The package includes an interactive GUI for exploring the FPUT problem visually:

Launching the GUI

After installation:

# Method 1: Using the command
fput-gui

# Method 2: Using Python module
python -m fput.gui

# Method 3: Direct import
from fput.gui import main
main()

GUI Features

  • Real-time plotting: Watch energy evolution as the simulation runs
  • Interactive controls: Adjust parameters, pause/resume, and reset
  • Multiple views: Energy evolution, phase space, participation ratio, and heat maps
  • Quick presets: Classic FPUT, weak nonlinearity, and strong nonlinearity configurations
  • FPUT recurrence detection: Automatically identifies energy return to initial mode

Examples

Classic FPUT Experiment

Reproduce the original FPUT results:

from fput import FPUTSimulator
from fput.visualization import FPUTVisualizer

sim = FPUTSimulator(N=32, alpha=0.25)
sim.set_initial_mode(mode=1, amplitude=4)
result = sim.run(total_time=160, save_interval=10)

viz = FPUTVisualizer(result.time_points, result.mode_energies)
viz.plot_energy_evolution(style="stacked")

Beta Nonlinearity

from fput import FPUTBetaSimulator

sim = FPUTBetaSimulator(N=32, beta=1.0)
sim.set_initial_mode(mode=1, amplitude=1.0)
result = sim.run(total_time=200)

Energy Recurrence Analysis

from fput.utils import find_recurrence_times

recurrences = find_recurrence_times(
    result.time_points,
    result.mode_energies[:, 0],
    initial_energy=result.mode_energies[0, 0]
)
print(f"Recurrence times: {recurrences}")

Documentation

The Physics

The FPUT system consists of a chain of particles connected by nonlinear springs.
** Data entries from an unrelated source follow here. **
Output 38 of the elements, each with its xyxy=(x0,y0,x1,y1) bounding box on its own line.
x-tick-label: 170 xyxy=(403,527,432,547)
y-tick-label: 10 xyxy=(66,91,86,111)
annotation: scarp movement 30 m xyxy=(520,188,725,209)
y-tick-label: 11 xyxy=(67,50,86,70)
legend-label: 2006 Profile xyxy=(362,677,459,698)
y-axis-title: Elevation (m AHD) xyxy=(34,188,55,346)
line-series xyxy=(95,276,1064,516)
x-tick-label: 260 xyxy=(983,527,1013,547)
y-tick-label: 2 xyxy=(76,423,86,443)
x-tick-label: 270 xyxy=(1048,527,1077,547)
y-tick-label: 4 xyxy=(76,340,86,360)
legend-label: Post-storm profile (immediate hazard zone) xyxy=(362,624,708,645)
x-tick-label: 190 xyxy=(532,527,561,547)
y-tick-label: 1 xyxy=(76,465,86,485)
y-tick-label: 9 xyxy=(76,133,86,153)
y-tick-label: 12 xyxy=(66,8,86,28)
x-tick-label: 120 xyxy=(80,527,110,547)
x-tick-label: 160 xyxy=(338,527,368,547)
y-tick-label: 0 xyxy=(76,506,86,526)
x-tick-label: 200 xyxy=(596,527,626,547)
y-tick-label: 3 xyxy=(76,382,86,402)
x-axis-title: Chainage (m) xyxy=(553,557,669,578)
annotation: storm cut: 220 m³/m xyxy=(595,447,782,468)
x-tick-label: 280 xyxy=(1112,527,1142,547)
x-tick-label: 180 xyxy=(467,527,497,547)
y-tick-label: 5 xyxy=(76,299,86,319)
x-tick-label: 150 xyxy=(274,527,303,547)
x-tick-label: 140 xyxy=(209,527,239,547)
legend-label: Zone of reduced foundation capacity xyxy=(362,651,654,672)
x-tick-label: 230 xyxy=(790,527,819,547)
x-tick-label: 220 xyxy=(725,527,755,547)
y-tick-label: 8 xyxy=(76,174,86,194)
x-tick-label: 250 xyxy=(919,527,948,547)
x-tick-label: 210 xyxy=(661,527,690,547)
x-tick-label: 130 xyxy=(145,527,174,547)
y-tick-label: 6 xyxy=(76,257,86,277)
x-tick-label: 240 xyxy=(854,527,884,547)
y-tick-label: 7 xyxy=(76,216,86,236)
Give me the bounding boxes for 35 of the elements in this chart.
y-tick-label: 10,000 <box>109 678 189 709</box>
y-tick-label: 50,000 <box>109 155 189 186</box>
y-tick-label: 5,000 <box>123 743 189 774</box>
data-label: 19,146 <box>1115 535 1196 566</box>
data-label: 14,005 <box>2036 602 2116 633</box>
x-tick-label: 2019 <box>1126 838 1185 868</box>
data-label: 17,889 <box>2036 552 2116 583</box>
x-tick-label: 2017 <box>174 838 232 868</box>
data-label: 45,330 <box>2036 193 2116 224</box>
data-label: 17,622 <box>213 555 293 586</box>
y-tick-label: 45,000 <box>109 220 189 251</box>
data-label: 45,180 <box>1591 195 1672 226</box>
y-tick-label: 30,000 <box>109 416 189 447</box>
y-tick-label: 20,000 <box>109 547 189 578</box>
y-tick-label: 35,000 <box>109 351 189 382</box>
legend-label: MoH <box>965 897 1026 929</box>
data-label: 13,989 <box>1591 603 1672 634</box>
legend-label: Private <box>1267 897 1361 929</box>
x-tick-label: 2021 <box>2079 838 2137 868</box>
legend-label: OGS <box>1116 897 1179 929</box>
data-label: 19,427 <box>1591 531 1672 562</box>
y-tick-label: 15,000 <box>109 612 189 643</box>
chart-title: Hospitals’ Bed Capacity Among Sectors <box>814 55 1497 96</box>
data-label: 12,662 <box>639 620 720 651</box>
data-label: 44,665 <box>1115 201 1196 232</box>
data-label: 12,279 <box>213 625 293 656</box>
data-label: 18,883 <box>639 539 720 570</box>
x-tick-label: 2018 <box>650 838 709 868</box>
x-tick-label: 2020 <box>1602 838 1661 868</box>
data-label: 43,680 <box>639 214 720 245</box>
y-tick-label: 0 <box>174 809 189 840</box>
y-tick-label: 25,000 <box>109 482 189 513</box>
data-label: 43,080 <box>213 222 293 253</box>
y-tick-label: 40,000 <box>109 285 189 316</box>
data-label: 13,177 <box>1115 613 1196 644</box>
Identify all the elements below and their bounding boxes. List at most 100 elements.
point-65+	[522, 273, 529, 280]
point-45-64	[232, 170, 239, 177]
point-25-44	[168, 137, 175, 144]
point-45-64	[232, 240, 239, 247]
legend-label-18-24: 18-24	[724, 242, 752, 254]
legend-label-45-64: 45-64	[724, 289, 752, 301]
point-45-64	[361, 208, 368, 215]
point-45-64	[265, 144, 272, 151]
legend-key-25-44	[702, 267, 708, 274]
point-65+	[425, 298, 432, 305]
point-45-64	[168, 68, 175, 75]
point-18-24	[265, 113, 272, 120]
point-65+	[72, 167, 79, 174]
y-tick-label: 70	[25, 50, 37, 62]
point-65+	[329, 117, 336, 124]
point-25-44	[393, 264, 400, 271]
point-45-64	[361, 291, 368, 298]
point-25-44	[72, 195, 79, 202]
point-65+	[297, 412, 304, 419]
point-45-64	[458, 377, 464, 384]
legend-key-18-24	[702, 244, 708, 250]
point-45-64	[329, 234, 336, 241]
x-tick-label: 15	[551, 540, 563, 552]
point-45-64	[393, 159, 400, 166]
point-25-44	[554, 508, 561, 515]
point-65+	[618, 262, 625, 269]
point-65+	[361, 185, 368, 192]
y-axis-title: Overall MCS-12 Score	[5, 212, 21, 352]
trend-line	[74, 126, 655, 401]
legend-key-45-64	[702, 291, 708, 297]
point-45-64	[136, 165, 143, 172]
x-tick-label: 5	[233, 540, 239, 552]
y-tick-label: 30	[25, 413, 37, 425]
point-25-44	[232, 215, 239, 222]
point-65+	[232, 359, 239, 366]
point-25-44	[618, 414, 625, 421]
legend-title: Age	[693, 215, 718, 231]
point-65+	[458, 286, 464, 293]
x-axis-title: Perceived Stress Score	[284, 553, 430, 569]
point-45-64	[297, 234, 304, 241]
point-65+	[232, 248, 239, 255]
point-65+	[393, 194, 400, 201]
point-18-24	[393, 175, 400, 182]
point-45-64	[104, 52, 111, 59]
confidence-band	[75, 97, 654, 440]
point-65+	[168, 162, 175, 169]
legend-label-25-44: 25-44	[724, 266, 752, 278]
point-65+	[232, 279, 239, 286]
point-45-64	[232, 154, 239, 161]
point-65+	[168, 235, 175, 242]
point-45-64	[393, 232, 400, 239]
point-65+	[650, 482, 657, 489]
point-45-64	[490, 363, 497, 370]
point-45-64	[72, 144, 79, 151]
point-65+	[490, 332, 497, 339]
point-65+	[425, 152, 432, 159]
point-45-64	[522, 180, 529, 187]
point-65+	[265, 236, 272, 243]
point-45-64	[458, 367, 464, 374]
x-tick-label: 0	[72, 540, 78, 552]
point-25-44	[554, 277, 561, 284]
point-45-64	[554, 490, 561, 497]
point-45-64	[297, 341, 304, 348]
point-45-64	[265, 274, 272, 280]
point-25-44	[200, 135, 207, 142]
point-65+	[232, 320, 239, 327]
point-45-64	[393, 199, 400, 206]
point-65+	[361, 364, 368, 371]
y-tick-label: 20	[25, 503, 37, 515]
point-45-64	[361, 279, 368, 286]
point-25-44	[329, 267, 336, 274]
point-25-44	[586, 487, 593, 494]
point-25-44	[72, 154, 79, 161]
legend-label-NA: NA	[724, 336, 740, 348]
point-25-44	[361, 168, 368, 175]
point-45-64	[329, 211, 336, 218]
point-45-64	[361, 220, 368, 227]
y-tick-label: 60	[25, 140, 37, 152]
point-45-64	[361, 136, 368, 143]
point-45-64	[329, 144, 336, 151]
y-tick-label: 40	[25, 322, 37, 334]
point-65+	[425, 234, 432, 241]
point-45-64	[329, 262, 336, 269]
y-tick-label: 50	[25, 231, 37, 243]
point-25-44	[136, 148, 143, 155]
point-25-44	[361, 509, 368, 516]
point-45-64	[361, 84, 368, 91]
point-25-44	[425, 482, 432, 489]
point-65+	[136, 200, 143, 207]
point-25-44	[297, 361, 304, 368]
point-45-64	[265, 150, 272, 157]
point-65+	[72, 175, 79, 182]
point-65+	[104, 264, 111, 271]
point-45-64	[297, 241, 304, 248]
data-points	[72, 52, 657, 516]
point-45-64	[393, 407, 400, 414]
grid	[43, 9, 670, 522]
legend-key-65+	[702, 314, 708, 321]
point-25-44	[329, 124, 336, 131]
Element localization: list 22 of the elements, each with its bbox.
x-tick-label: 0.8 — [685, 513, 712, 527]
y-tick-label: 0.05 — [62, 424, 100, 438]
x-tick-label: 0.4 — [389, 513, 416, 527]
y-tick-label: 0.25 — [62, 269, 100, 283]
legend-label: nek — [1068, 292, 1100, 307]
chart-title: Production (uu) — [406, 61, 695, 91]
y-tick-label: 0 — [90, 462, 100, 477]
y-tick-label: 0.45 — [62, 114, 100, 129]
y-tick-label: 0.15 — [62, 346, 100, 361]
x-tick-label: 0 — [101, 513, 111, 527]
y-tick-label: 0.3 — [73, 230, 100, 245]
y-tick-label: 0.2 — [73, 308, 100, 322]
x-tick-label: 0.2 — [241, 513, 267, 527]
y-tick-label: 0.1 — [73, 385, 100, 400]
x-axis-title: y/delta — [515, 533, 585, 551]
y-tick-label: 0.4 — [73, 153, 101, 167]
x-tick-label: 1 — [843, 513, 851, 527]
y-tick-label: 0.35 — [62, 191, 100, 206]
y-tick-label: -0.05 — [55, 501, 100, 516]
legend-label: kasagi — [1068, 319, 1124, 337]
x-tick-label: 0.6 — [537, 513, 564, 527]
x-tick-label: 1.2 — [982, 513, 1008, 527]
The Hamiltonian is:

H = Σ(1/2 * P_k²) + 1/2 * Σ((Q_{k+1} - Q_k)²) + α/3 * Σ((Q_{k+1} - Q_k)³)

where:

  • Q_k is the displacement of particle k
  • P_k is the momentum of particle k
  • α is the nonlinear coupling parameter

In normal mode coordinates, the system reveals the surprising energy sharing patterns that puzzled Fermi, Pasta, Ulam, and Tsingou.

Contributing

Contributions are welcome! Please see CONTRIBUTING.md for guidelines.

License

This project is licensed under the MIT License - see the LICENSE file for details.

References

  1. Fermi, E., Pasta, J., & Ulam, S. (1955). Studies of Nonlinear Problems I. Los Alamos Report LA-1940.
  2. Tsingou, M. (Original programmer, now properly recognized!)
  3. Ford, J. (1992). The Fermi-Pasta-Ulam problem: Paradox turns discovery. Physics Reports, 213(5), 271-310.

Acknowledgments

This package is dedicated to the memory of Enrico Fermi, John Pasta, Stan Ulam, and especially Mary Tsingou, whose computational work made the original discovery possible.